ACH direct deposit is most useful for monthly transactions involving amounts of money the size of ordinary bills. ACH often takes from three to four days to move funds. After initial set-up, the process can be initiated from the sender’s computer. The initiation process has its own identification steps for security. Another security measure is that each recipient account requires its own set-up, which takes from two to five days, making it effectively impossible for someone who has only passing access to your computer to drain your account.
The alternate method of wiring funds from place to place is the U.S. Federal Reserve (Fed) wire transfer system. When used to wire funds from bank to bank, the Fed wire is slightly more secure, because it requires each bank to verify the account identity before funds are transferred. The actual transfer is faster than ACH, but most banks require the person withdrawing funds to physically appear with identification. Once the paperwork is completed along with the identification process, the bank is likely to place the order in a queue. When that queue is placed on the Fed wire, the sender’s account is debited; the receiver’s account is credited a fraction of a second later, when the information arrives at the destination bank.
The Fed wire system charges a $1 fee for the transfer. It is common for both the sending and receiving banks to charge a fee, too. While the ACH system charges banks a fee, it is less than the cost of check processing, so the apparent cost to the consumer is usually zero. “Apparent cost” here means the actual cost is rolled into the overhead banks consider when setting charges for maintaining a banking account. The bank’s actual cost ranges from 2.5¢ to 25¢ per transaction.
The decision of whether to use the Fed wire or ACH direct deposit will usually hinge on the amount of money being moved, relevant interest rate and the fees the individual banks charge. For instance, if a consumer is paying off his $250,000 mortgage with a 6 percent interest rate, the calculation will look like this: $250,000 X 6% = $15,000 a year; $15,000 per year divided by 365 days per year = $41.10 per day. Thus, a four-day ACH transfer will cost the consumer about $164 in interest. A one-day Fed wire transfer will cost $41.10 plus $20 to $40 in fees. The consumer will want to behave much as banks behave: Choose the method that costs least when all costs are considered.
These are becoming more common and extremely useful for businesses. A business owner can pay taxes, pay bills, handle payroll and generally take care of most expenses through ACH transactions.

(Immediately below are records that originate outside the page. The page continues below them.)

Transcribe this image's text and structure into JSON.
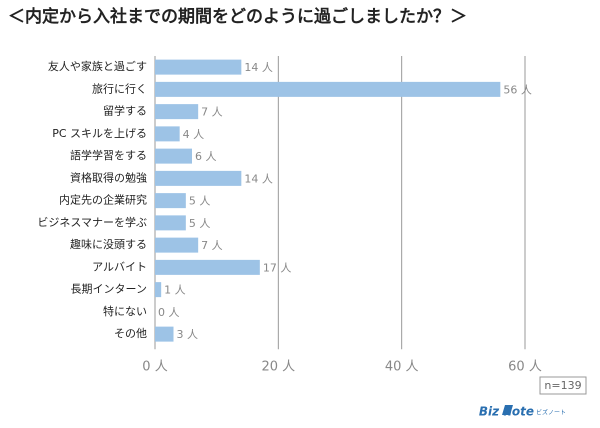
{
  "chart_data": {
    "type": "hbar",
    "title": "＜内定から入社までの期間をどのように過ごしましたか？＞",
    "categories": [
      "友人や家族と過ごす",
      "旅行に行く",
      "留学する",
      "PC スキルを上げる",
      "語学学習をする",
      "資格取得の勉強",
      "内定先の企業研究",
      "ビジネスマナーを学ぶ",
      "趣味に没頭する",
      "アルバイト",
      "長期インターン",
      "特にない",
      "その他"
    ],
    "values": [
      14,
      56,
      7,
      4,
      6,
      14,
      5,
      5,
      7,
      17,
      1,
      0,
      3
    ],
    "value_labels": [
      "14 人",
      "56 人",
      "7 人",
      "4 人",
      "6 人",
      "14 人",
      "5 人",
      "5 人",
      "7 人",
      "17 人",
      "1 人",
      "0 人",
      "3 人"
    ],
    "color": "#9dc3e6",
    "xlim": [
      0,
      60
    ],
    "xticks": [
      {
        "value": 0,
        "label": "0 人"
      },
      {
        "value": 20,
        "label": "20 人"
      },
      {
        "value": 40,
        "label": "40 人"
      },
      {
        "value": 60,
        "label": "60 人"
      }
    ],
    "grid": true,
    "annotation": "n=139",
    "logo": "Biz note",
    "logo_sub": "ビズノート"
  }
}
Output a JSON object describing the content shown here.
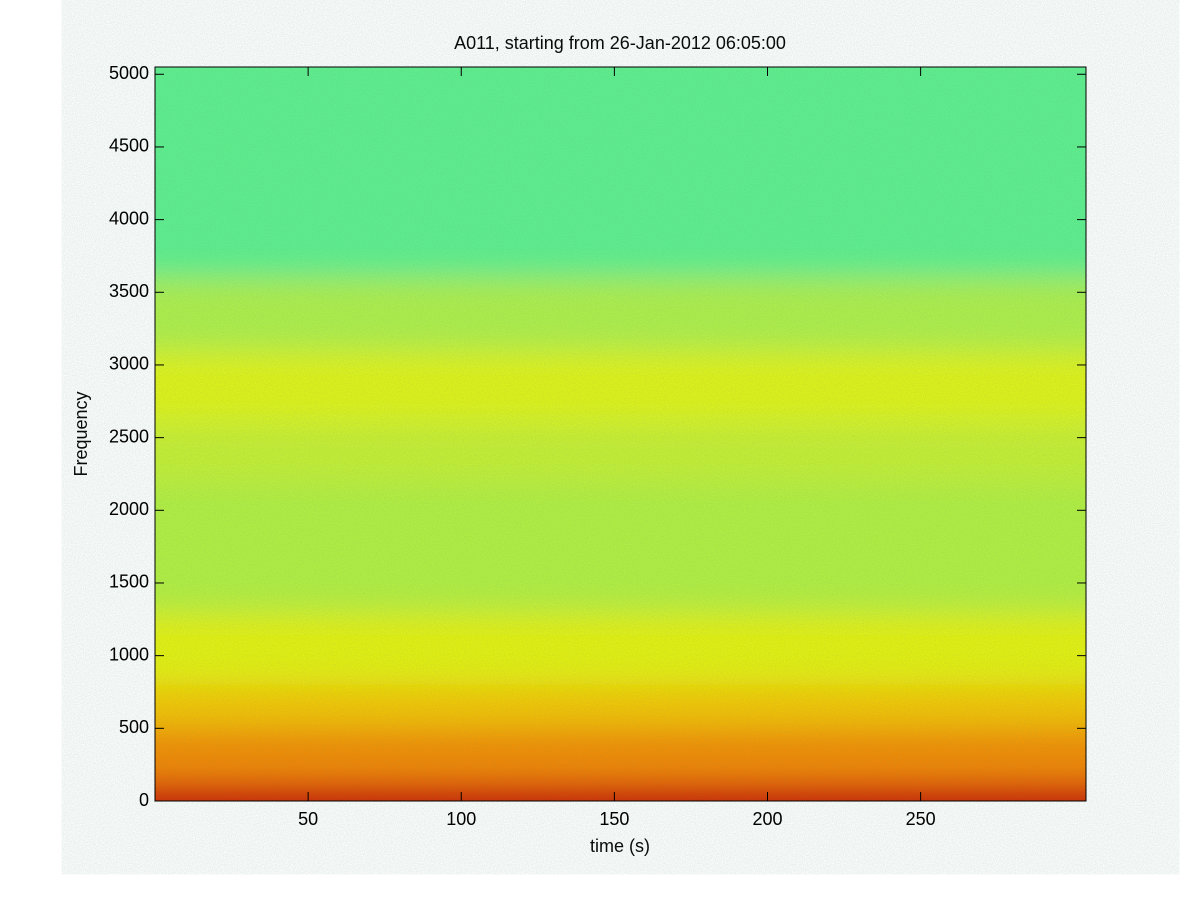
{
  "chart_data": {
    "type": "spectrogram",
    "title": "A011, starting from 26-Jan-2012 06:05:00",
    "xlabel": "time (s)",
    "ylabel": "Frequency",
    "xlim": [
      0,
      304
    ],
    "xticks": [
      50,
      100,
      150,
      200,
      250
    ],
    "ylim": [
      0,
      5050
    ],
    "yticks": [
      0,
      500,
      1000,
      1500,
      2000,
      2500,
      3000,
      3500,
      4000,
      4500,
      5000
    ],
    "y_bins": [
      0,
      60,
      150,
      500,
      800,
      1300,
      2200,
      2600,
      3100,
      3600,
      5050
    ],
    "colors": [
      "#c81000",
      "#e83a00",
      "#f58a00",
      "#f7c400",
      "#e6f20a",
      "#b4f040",
      "#c8f030",
      "#e2f414",
      "#b0f048",
      "#5ef08e"
    ]
  }
}
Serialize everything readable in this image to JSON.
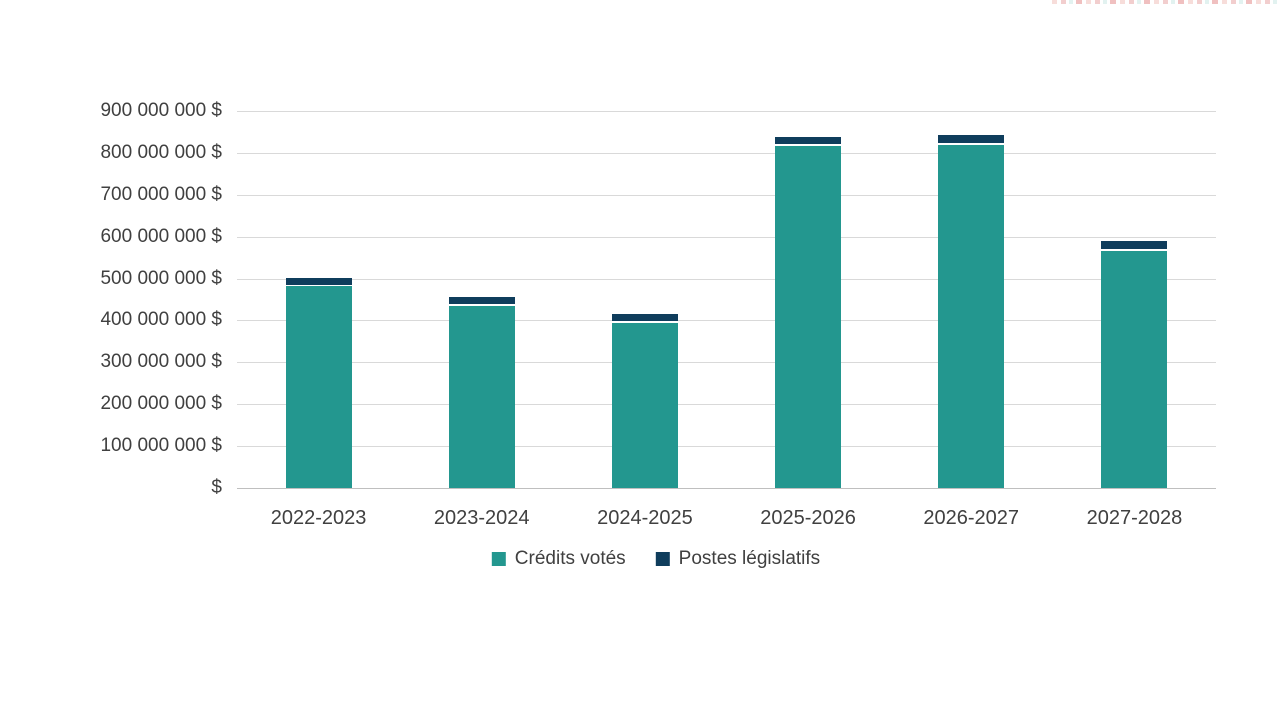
{
  "chart_data": {
    "type": "bar",
    "stacked": true,
    "title": "",
    "xlabel": "",
    "ylabel": "",
    "categories": [
      "2022-2023",
      "2023-2024",
      "2024-2025",
      "2025-2026",
      "2026-2027",
      "2027-2028"
    ],
    "series": [
      {
        "name": "Crédits votés",
        "color": "#23978F",
        "values": [
          482000000,
          435000000,
          394000000,
          817000000,
          819000000,
          566000000
        ]
      },
      {
        "name": "Postes législatifs",
        "color": "#0F3D5C",
        "values": [
          15000000,
          18000000,
          18000000,
          18000000,
          20000000,
          19000000
        ]
      }
    ],
    "ylim": [
      0,
      900000000
    ],
    "y_ticks": [
      "900 000 000 $",
      "800 000 000 $",
      "700 000 000 $",
      "600 000 000 $",
      "500 000 000 $",
      "400 000 000 $",
      "300 000 000 $",
      "200 000 000 $",
      "100 000 000 $",
      "$"
    ],
    "y_tick_values": [
      900000000,
      800000000,
      700000000,
      600000000,
      500000000,
      400000000,
      300000000,
      200000000,
      100000000,
      0
    ],
    "grid": true,
    "legend_position": "bottom"
  },
  "colors": {
    "background": "#ffffff",
    "gridline": "#d9d9d9",
    "baseline": "#bfbfbf",
    "axis_text": "#404040",
    "teal": "#23978F",
    "navy": "#0F3D5C"
  }
}
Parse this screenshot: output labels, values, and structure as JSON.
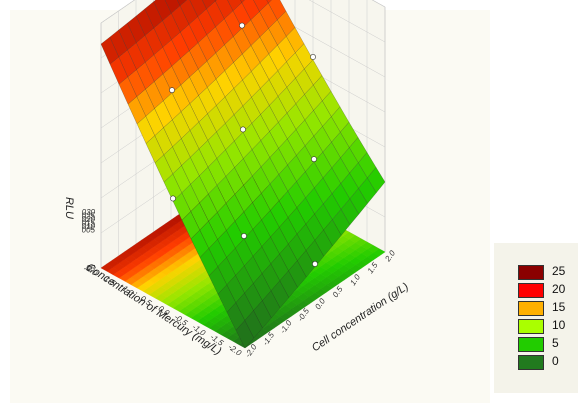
{
  "chart_data": {
    "type": "surface3d",
    "x_axis": {
      "label": "Concentration of Mercury (mg/L)",
      "ticks": [
        "2.0",
        "1.5",
        "1.0",
        "0.5",
        "0.0",
        "-0.5",
        "-1.0",
        "-1.5",
        "-2.0"
      ],
      "range": [
        -2.0,
        2.0
      ]
    },
    "y_axis": {
      "label": "Cell concentration (g/L)",
      "ticks": [
        "-2.0",
        "-1.5",
        "-1.0",
        "-0.5",
        "0.0",
        "0.5",
        "1.0",
        "1.5",
        "2.0"
      ],
      "range": [
        -2.0,
        2.0
      ]
    },
    "z_axis": {
      "label": "RLU",
      "ticks": [
        "030",
        "025",
        "020",
        "015",
        "010",
        "005",
        "-05"
      ],
      "range": [
        -0.05,
        0.3
      ]
    },
    "corner_values": {
      "mercury_high_cells_low": 0.27,
      "mercury_high_cells_high": 0.3,
      "mercury_low_cells_high": 0.05,
      "mercury_low_cells_low": -0.05
    },
    "design_points": [
      {
        "mercury": 2.0,
        "cells": 0.0
      },
      {
        "mercury": 1.0,
        "cells": -1.0
      },
      {
        "mercury": 1.0,
        "cells": 1.0
      },
      {
        "mercury": 0.0,
        "cells": 2.0
      },
      {
        "mercury": 0.0,
        "cells": 0.0
      },
      {
        "mercury": -1.0,
        "cells": -1.0
      },
      {
        "mercury": 0.0,
        "cells": -2.0
      },
      {
        "mercury": -1.0,
        "cells": 1.0
      },
      {
        "mercury": -2.0,
        "cells": 0.0
      }
    ],
    "legend": {
      "placement": "bottom-right",
      "items": [
        {
          "label": "25",
          "color": "#8b0000"
        },
        {
          "label": "20",
          "color": "#ff0000"
        },
        {
          "label": "15",
          "color": "#ffb000"
        },
        {
          "label": "10",
          "color": "#aaff00"
        },
        {
          "label": "5",
          "color": "#22cc00"
        },
        {
          "label": "0",
          "color": "#217a1e"
        }
      ]
    },
    "grid": true
  }
}
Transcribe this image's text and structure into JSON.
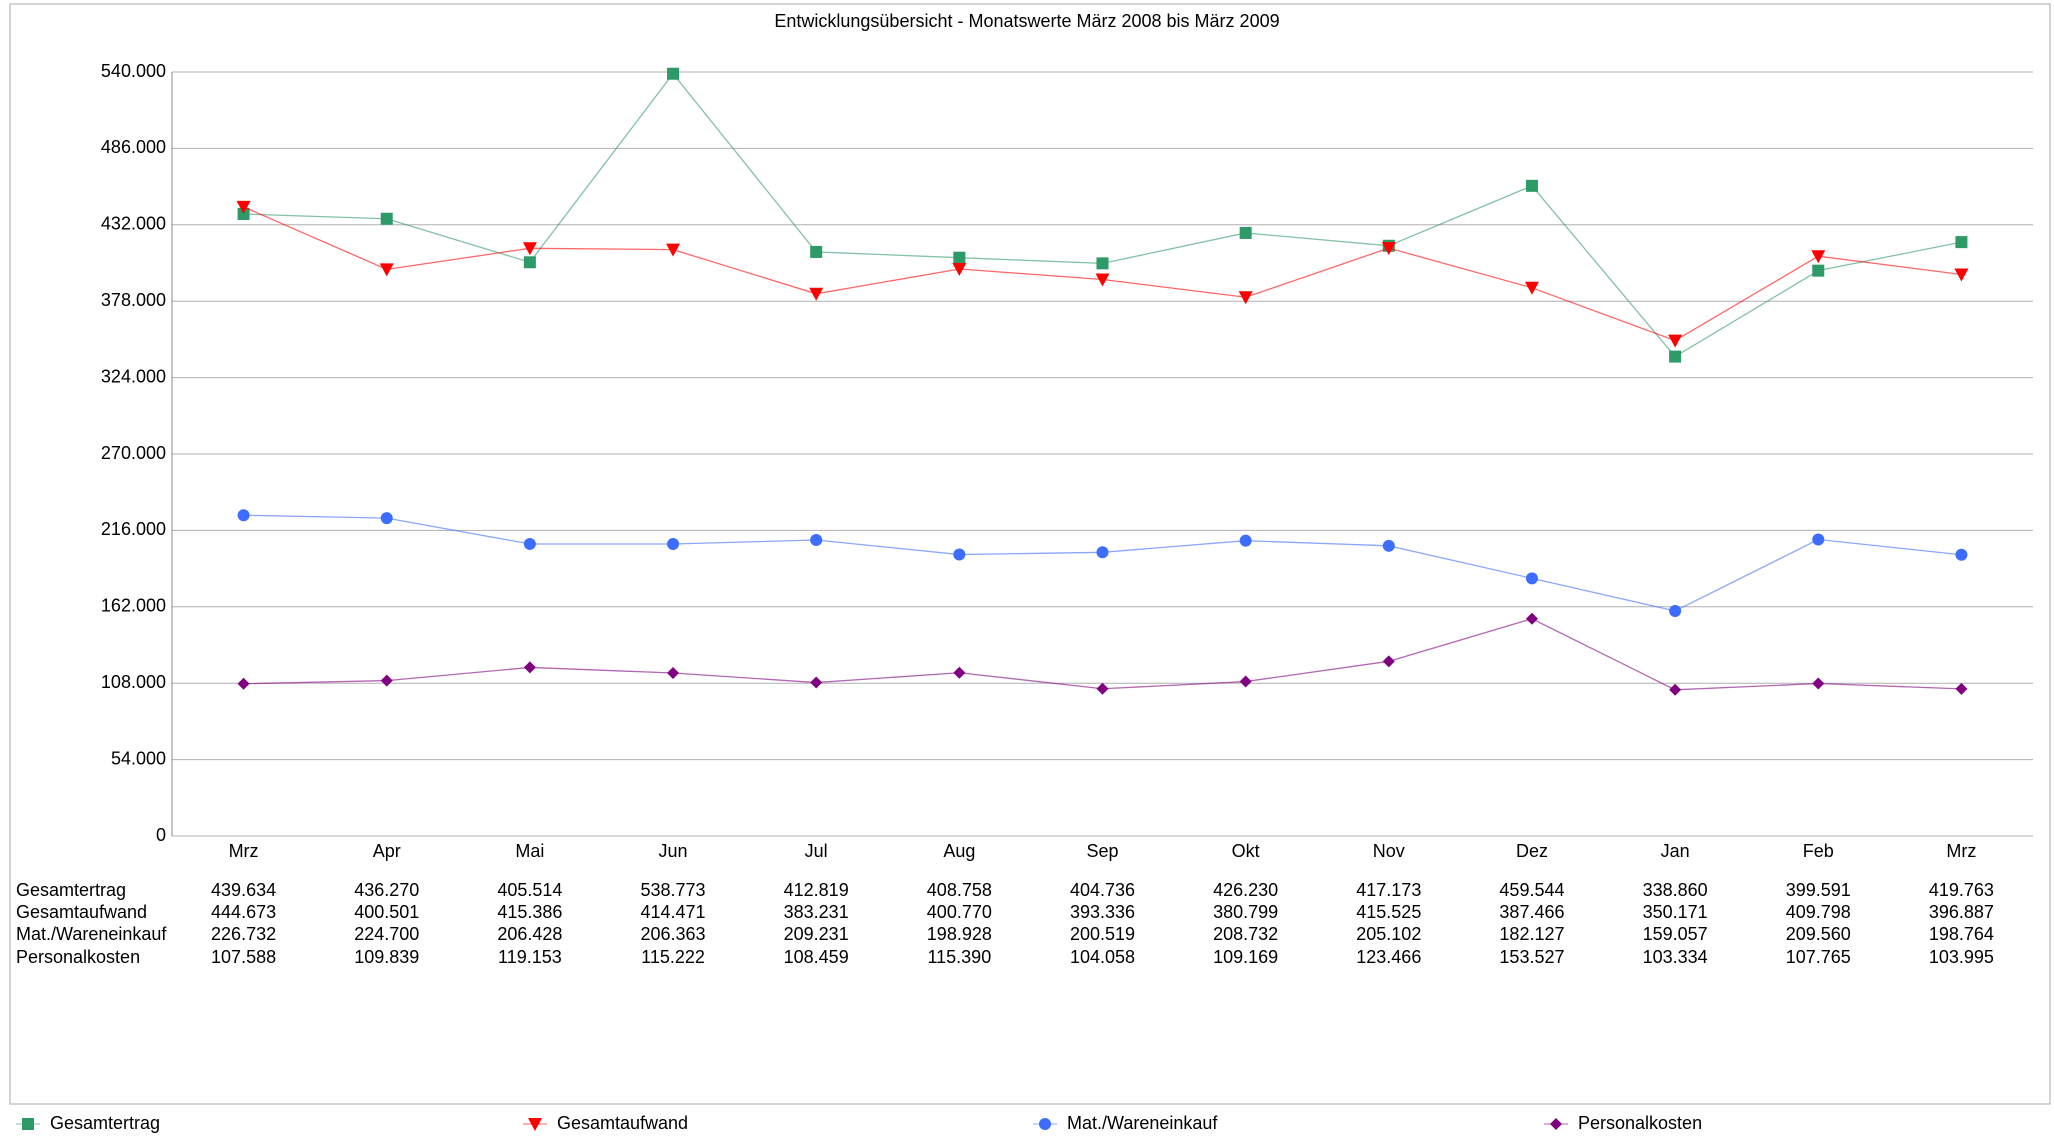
{
  "chart_data": {
    "type": "line",
    "title": "Entwicklungsübersicht - Monatswerte März 2008 bis März 2009",
    "categories": [
      "Mrz",
      "Apr",
      "Mai",
      "Jun",
      "Jul",
      "Aug",
      "Sep",
      "Okt",
      "Nov",
      "Dez",
      "Jan",
      "Feb",
      "Mrz"
    ],
    "series": [
      {
        "name": "Gesamtertrag",
        "color": "#2e9a68",
        "marker": "square",
        "values": [
          439634,
          436270,
          405514,
          538773,
          412819,
          408758,
          404736,
          426230,
          417173,
          459544,
          338860,
          399591,
          419763
        ],
        "value_labels": [
          "439.634",
          "436.270",
          "405.514",
          "538.773",
          "412.819",
          "408.758",
          "404.736",
          "426.230",
          "417.173",
          "459.544",
          "338.860",
          "399.591",
          "419.763"
        ]
      },
      {
        "name": "Gesamtaufwand",
        "color": "#ff0000",
        "marker": "triangle-down",
        "values": [
          444673,
          400501,
          415386,
          414471,
          383231,
          400770,
          393336,
          380799,
          415525,
          387466,
          350171,
          409798,
          396887
        ],
        "value_labels": [
          "444.673",
          "400.501",
          "415.386",
          "414.471",
          "383.231",
          "400.770",
          "393.336",
          "380.799",
          "415.525",
          "387.466",
          "350.171",
          "409.798",
          "396.887"
        ]
      },
      {
        "name": "Mat./Wareneinkauf",
        "color": "#3d6dff",
        "marker": "circle",
        "values": [
          226732,
          224700,
          206428,
          206363,
          209231,
          198928,
          200519,
          208732,
          205102,
          182127,
          159057,
          209560,
          198764
        ],
        "value_labels": [
          "226.732",
          "224.700",
          "206.428",
          "206.363",
          "209.231",
          "198.928",
          "200.519",
          "208.732",
          "205.102",
          "182.127",
          "159.057",
          "209.560",
          "198.764"
        ]
      },
      {
        "name": "Personalkosten",
        "color": "#800080",
        "marker": "diamond",
        "values": [
          107588,
          109839,
          119153,
          115222,
          108459,
          115390,
          104058,
          109169,
          123466,
          153527,
          103334,
          107765,
          103995
        ],
        "value_labels": [
          "107.588",
          "109.839",
          "119.153",
          "115.222",
          "108.459",
          "115.390",
          "104.058",
          "109.169",
          "123.466",
          "153.527",
          "103.334",
          "107.765",
          "103.995"
        ]
      }
    ],
    "ylim": [
      0,
      540000
    ],
    "yticks": [
      0,
      {
        "value": 54000,
        "label": "54.000"
      },
      {
        "value": 108000,
        "label": "108.000"
      },
      {
        "value": 162000,
        "label": "162.000"
      },
      {
        "value": 216000,
        "label": "216.000"
      },
      {
        "value": 270000,
        "label": "270.000"
      },
      {
        "value": 324000,
        "label": "324.000"
      },
      {
        "value": 378000,
        "label": "378.000"
      },
      {
        "value": 432000,
        "label": "432.000"
      },
      {
        "value": 486000,
        "label": "486.000"
      },
      {
        "value": 540000,
        "label": "540.000"
      }
    ],
    "grid": true,
    "legend": "bottom"
  }
}
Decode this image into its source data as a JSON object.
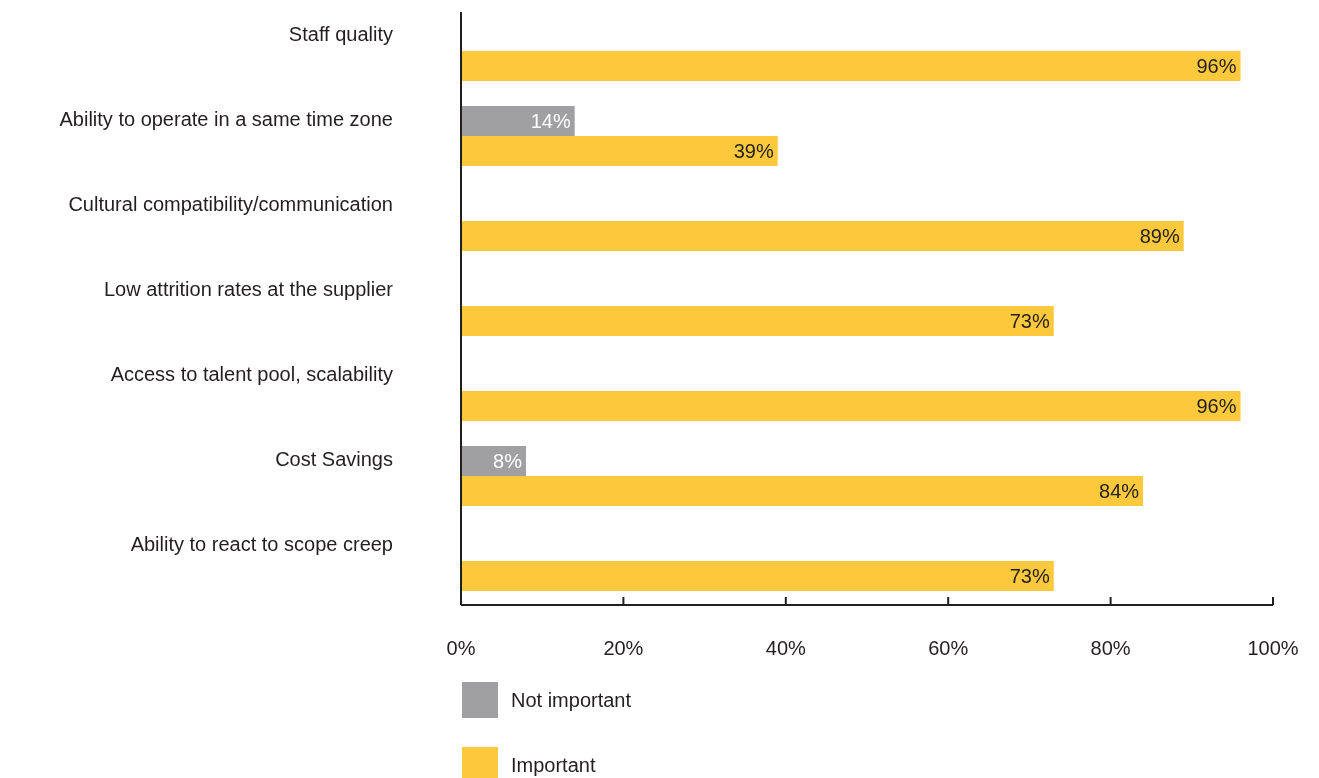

It's a very convenient system, but any business owner engaging in shuffling ACH transactions around needs to proceed with caution. It's a good idea to check bank accounts at least weekly to make sure that no hanky panky is afoot due to compromised account information. Also, keeping up with transactions with a program such as Quickbooks and reconciling everything monthly is a good idea -- it's far too easy to spend a lot of money before you know it.